One of the world’s worse Siberian Snowman reconstructions.
The Russian enjoy calling their reported hairy hominoids by the names “Snowman” and “Yeti,” although most people associate the Abominable Snowmen and the Yeti with the mountains, like the Himalayas, in and around Tibet, Bhutan, Sikkim, and Nepal. It has been that way for a long time. Back in the 1950s, the USSR established the Snowman Commission, and then before the end of the 20th century, the Russians created the Center for Hominology at the Darwin Museum in Moscow.
Now comes word that there is going to be the Yeti Institute at The Kemerovo State University. The host university was established in 1973 as a successor to Kemerovo Pedagogical Institute. It is a leading educational and scientific center of Kemerovo Oblast, Russia, with five branches throughout the region in Belovo, Anzhero-Sudzhensk, Novokuznetsk, Prokopyevsk, and in Ulan Bator (Mongolia). The main campus has 17 educational laboratory and administrative buildings with the total space of 120,000 m. There are 20 departments, 70 chairs, with over 10,000 full-time students (500 of them post-grad and doctoral students), with a grand total of about 21,000 students including part-time, and over 900 faculty members. This university holds between six and ten Russian and international scientific conferences annually. The annual number of scientific publications runs up to over 1,500, including 600-700 articles in the central press.
The Daily Mail reports that the university research institute is being formed to study the “Yeti after a spate of claimed recent sightings in Siberia.”
Scientists say they have found 15 witnesses in the past year who gave statements that they saw the Abominable Snowman in one remote area.
‘We spoke to local residents’, said Dr Igor Burtsev, who conducted an expedition last summer and will head the new institute at Kemerovo State University. ‘They told us Yetis were stealing their animals.’
The academic claims around 30 Yetis live in a remote region of Mount Shoria in in southern Siberia.
He strongly denies accusations that the ‘sightings’ are a bizarre ruse to attract tourists to the far-flung region.

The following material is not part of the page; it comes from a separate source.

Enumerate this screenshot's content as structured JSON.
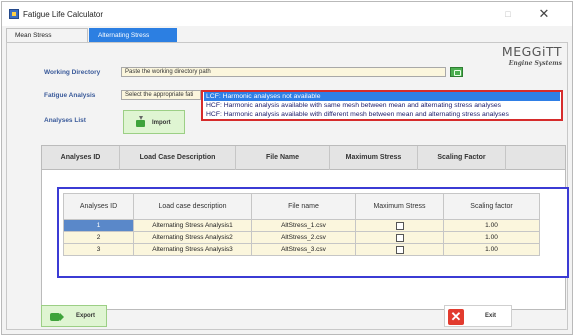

Reports say the two-legged creatures are heavy-set, more around 7ft tall and resemble bears.
‘Their bodies were covered in red and black fur, and they could climb trees,’ said one account.
One villager, Afanasy Kiskorov, even claimed to scientists that he rescued a Yeti on a hunting trip a year ago.
The creature was screaming in fear after falling into a swollen mountain river, he said.
His version suggested a ‘strange creature, looking like a huge man which tried several times to get out of water and to stand up on both feet, but dropped into the water each time and was howling’.
As his fellow-hunters ‘froze’ in amazement, Kiskorov held out a dry tree trunk.
‘The creature clutched to it and crawled to the bank,’ he said.
The Yeti allegedly then ran off. This ‘sighting’ was in the Tashtagol district of the Kemerovo Region, only accessible by helicopter. However, no photographic evidence exists.The Daily Mail
On the trail: Scientists believe there could be a community of up to 30 unknown hairy hominoids existing in the remote Russian wilderness.
Russian Scientist: Igor Burtsev will head the new Yeti institute at Kemerovo State University.
A gallery of alleged Siberian Snowmen tracks.
Burtsev told the media of his theory that “Yetis” are surviving Neanderthals, a favored hypothesis of Russian hominologists. He said about thirty Russian scientists from across Russia who are “engaged in studying the phenomenon of the Abominable Snowman…will be integrated into this institute,” with their primary goal to “establish contact” with one of the hominoids, noted the Daily Mail.
We wish them well, and hope they achieve their objective. I would like to establish cooperative efforts between the Yeti Institute and the International Cryptozoology Museum, needless to say, in a worldwide interactive organization of cryptozoological groups.